From: Olivier Houchard <ohouchard@haproxy.com>
Date: Tue, 17 Dec 2024 14:39:21 +0000 (+0100)
Subject: BUG/MEDIUM: queues: Do not use pendconn_grab_from_px().
X-Git-Tag: v3.2-dev2~64
X-Git-Url: http://git.ipfire.org/?a=commitdiff_plain;h=111ea83ed4e13ac3ab028ed5e95201a1b4aa82b8;p=thirdparty%2Fhaproxy.git

BUG/MEDIUM: queues: Do not use pendconn_grab_from_px().

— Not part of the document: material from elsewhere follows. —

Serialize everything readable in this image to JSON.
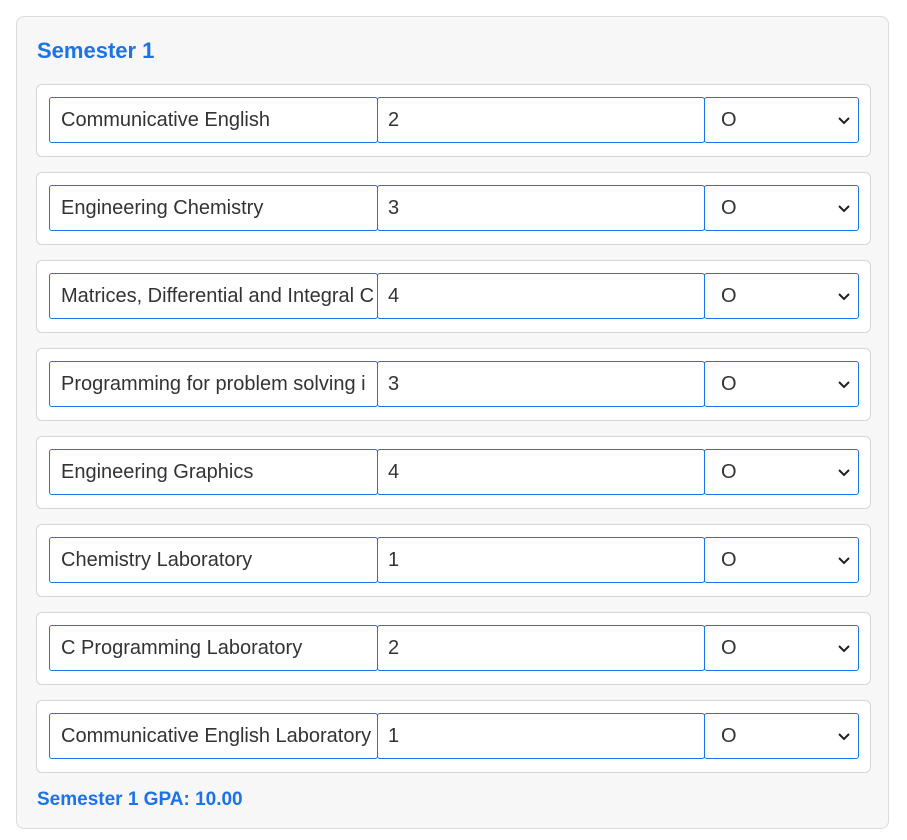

pendconn_grab_from_px() was called when a server was brought back up, to
get some streams waiting in the proxy's queue and get them to run on the
newly available server. It is very similar to process_srv_queue(),
except it only goes through the proxy's queue, which can be a problem,
because there is a small race condition that could lead us to add more
streams to the server queue just as it's going down. If that happens,
the server would just be ignored when back up by new streams, as its
queue is not empty, and it would never try to process its queue.
The other problem with pendconn_grab_from_px() is that it is very
liberal with how it dequeues streams, and it is not very good at
enforcing maxconn, it could lead to having 3*maxconn connections.
For both those reasons, just get rid of pendconn_grab_from_px(), and
just use process_srv_queue().
Both problems are easy to reproduce, especially on a 64 threads machine,
set a maxconn to 100, inject in H2 with 1000 concurrent connections
containing up to 100 streams each, and after a few seconds/minutes the
max number of concurrent output streams will be much higher than
maxconn, and eventually the server will stop processing connections.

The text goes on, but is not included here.